To the Indians who go upon their reserves we give food until they are able to support themselves, but we reduce them to half rations when they are simply wandering and demoralised Indians … When these people are hanging about the Government stores and offices, we reduce them to as low a ration as is sufficient to keep life in their bodies; but we tell them: ‘Go to your stations and we will give you food to take you there, and you will get full rations until you are able to support yourselves.’

In making this statement, Macdonald was responding to the charge of excessive generosity, which had been made by members of the Liberal opposition. And while “half rations” may sound draconian to modern ears, and was no doubt uncomfortable, it was not a death sentence.

Keep in mind that no treaty obligated the federal government to provide any rations to natives living off-reserve. Even Daschuk acknowledges that “Rations kept many from starving.” The reduction for some was meant to encourage natives to return to their reserves, where the treaties they signed required them to be. Recall that it was this strict and legalistic approach to treaties that distinguished Canada’s native experience from the bloody and arbitrary American approach.

Macdonald allocated considerable government resources to fulfilling its famine-relief duties. In 1878, the federal budget for Indian Affairs was a rather modest $276,000. By the peak of the famine in 1884, this item had grown to $1.1 million, outweighing National Defence by a substantial margin.

Residential Schools

Residential schools also figure prominently in popular claims that Macdonald was responsible for a “genocide” of indigenous people. In fact, the first such schools appeared in Canada in 1695, long before Macdonald’s tenure. And their application to western Canada cannot properly be regarded as a government plot to permanently eliminate native culture. Under the seven numbered treaties, the federal government was obligated to build and staff such schools only when requested to do so by native leaders, or, as Treaty Six clearly states, “whenever the Indians of the reserve shall desire it.”

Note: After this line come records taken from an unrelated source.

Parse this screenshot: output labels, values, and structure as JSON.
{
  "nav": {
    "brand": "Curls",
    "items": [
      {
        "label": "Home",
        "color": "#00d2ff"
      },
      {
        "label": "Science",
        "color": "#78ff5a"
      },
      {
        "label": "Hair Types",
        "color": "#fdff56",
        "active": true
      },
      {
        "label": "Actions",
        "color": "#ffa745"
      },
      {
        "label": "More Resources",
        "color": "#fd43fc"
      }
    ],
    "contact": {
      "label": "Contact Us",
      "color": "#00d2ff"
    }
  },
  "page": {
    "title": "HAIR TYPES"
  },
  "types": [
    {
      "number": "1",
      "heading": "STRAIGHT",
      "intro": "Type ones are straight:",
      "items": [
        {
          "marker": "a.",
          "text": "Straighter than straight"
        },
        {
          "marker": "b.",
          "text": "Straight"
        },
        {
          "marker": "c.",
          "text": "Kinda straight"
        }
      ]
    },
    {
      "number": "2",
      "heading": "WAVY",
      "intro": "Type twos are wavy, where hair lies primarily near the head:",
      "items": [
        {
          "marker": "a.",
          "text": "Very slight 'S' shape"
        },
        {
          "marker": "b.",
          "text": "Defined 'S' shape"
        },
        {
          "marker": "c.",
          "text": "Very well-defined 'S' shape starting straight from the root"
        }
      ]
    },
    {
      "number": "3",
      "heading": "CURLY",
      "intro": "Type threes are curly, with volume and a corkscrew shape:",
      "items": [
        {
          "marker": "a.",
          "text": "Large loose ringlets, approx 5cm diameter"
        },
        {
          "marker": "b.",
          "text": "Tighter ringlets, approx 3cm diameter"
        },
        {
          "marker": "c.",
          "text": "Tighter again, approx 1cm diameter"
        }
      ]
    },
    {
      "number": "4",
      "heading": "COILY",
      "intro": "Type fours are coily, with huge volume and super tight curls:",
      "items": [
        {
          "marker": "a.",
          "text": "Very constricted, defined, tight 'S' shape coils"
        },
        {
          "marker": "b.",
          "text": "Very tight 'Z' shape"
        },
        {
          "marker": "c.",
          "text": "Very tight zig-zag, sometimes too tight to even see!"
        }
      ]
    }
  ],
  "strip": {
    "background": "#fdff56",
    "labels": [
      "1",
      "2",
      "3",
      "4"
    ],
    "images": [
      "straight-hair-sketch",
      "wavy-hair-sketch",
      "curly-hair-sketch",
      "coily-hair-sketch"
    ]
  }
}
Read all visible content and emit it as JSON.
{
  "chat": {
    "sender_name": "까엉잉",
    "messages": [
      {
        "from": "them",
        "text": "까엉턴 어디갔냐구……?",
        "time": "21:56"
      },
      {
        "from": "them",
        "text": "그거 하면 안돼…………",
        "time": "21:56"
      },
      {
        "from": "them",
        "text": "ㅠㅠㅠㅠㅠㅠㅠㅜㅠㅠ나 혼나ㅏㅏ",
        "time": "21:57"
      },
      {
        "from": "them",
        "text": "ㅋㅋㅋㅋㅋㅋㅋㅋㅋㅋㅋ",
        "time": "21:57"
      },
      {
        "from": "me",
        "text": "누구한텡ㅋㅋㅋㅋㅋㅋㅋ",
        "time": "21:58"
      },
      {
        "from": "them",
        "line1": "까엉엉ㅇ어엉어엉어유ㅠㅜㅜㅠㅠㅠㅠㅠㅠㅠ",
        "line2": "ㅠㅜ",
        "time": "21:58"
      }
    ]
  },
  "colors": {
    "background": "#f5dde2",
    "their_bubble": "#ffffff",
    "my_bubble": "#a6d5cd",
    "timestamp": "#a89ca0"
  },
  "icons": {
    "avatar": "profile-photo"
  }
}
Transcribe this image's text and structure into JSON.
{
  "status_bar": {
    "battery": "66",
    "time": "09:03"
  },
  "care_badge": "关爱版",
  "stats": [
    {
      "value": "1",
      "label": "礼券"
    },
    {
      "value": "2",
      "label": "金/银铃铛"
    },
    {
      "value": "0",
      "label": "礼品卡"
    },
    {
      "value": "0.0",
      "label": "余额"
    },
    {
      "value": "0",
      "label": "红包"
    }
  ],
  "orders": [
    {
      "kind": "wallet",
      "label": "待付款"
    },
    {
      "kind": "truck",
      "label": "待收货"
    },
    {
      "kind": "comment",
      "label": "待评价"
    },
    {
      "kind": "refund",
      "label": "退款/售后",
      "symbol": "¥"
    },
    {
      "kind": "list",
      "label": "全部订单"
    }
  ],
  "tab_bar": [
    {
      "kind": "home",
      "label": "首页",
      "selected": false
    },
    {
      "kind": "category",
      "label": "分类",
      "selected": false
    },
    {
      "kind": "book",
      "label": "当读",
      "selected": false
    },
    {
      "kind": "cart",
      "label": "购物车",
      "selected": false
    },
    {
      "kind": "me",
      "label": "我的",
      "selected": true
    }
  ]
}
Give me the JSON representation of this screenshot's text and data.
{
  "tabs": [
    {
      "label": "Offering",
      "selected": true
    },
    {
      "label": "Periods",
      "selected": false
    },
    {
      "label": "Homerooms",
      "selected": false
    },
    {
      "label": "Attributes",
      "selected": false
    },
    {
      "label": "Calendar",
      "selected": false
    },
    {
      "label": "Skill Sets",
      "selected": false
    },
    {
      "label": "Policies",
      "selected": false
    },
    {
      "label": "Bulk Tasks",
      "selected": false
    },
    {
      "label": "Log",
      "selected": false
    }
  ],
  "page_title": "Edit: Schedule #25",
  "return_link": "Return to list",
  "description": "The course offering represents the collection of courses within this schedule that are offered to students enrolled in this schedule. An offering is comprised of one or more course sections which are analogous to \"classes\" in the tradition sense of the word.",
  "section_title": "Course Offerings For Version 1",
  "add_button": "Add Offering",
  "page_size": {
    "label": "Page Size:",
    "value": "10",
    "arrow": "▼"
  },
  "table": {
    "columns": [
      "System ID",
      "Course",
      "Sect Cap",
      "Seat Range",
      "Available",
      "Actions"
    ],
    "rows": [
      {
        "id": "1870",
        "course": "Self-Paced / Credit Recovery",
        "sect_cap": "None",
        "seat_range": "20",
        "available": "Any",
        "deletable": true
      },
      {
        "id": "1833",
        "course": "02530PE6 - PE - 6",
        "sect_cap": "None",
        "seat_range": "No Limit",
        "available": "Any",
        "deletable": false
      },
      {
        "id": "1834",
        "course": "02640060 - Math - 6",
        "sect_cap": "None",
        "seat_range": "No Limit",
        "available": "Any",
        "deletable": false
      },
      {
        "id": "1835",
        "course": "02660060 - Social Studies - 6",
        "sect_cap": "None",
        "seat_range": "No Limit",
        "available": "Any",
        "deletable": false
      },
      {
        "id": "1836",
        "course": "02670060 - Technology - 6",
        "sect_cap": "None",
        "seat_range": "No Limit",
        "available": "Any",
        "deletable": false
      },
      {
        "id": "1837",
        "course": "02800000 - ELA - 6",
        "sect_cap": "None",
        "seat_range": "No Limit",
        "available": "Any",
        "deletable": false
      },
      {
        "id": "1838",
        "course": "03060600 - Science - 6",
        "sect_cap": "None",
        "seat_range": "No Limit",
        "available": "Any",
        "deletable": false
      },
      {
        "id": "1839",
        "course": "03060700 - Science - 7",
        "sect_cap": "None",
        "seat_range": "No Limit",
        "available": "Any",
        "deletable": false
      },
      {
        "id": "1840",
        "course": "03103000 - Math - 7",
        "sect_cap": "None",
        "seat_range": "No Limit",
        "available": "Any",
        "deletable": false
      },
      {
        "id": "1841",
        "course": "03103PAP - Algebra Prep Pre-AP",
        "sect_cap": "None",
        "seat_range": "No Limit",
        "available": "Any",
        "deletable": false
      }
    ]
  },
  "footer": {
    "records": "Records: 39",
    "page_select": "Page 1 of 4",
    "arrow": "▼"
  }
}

And they clearly did desire it. During Macdonald’s tenure as prime minister, no fewer than 185 on-reserve day schools and 20 residential schools were built. This reveals a strong interest among native leaders to have their children given a western-style education, as well as a preference for local over residential schools at this time.

And attendance was entirely voluntary. Although the Progressive movement across North America at this time was pushing governments everywhere to make schooling universally compulsory, Macdonald resisted this for native children. Without parental support, he believed, native education would not succeed. Accordingly, it was left up to native parents to decide whether their offspring should go to school. This policy continued long after Macdonald’s death. As late as 1920, attendance at all native schools in Canada was still entirely voluntary.

Macdonald’s legacy is complicated by the passage of time and changing perspectives. But through careful study of his own words and deeds, as well as the reports and actions of his officials, contemporaries, native chiefs, and political opponents, what emerges is a clear and powerful picture of his enlightened view towards indigenous people and his strong sense of moral purpose. If Macdonald’s story has changed, it’s because Canadian society no longer understands its own history.

Greg Piasetzki is a Toronto lawyer and a member of the Métis Nation of Ontario. This text, portions of which appeared in C2C Journal, is adapted from the Aristotle Foundation’s newly published book, The 1867 Project: Why Canada Should be Cherished—Not Cancelled, which contains the work of 20 authors, including editor Mark Milke.